I’m so put off by the racism I want to leave. I stand up, but Pinky ignores me. “You got a name for this guy?”

“I already told you,” Dora replies. “How would I know something like that?”

“I think I know who it is,” Ralph says, “but I don’t know his name. You go down around that area in Morgan City and you ask, and somebody will tell you where to find him. Hell, folk come all the way from N’Awlins to see him, get a number or who’s gonna win the Final Four. He’s world-famous, that fella.”

“Just… uh… ask for ‘the witch doctor’?” Pinky says. “That gonna do it?”

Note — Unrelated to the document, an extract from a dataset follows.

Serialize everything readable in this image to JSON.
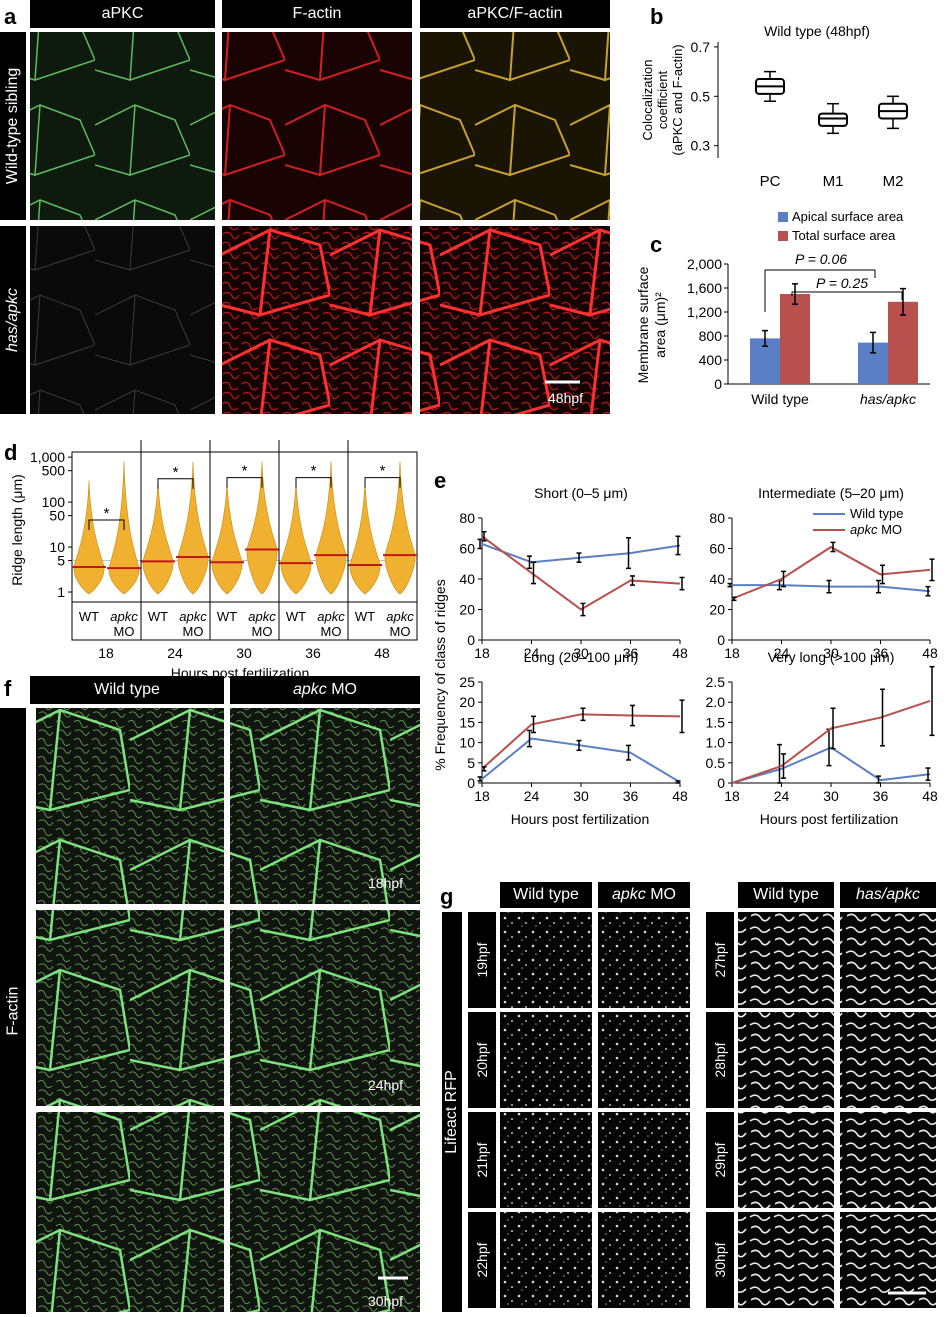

“Well,” Ralph says. “They don’t exactly call themselves witch doctors. They got some voodoo name for it what I don’t remember. Higgan? Hungin?

“Houngan,” Pinky says.

“That’s the one. And see, there’s more than one o’ these guys over there in the city. The guy Byron took up with after the puppy thing? Ask for the one with no upper lip.”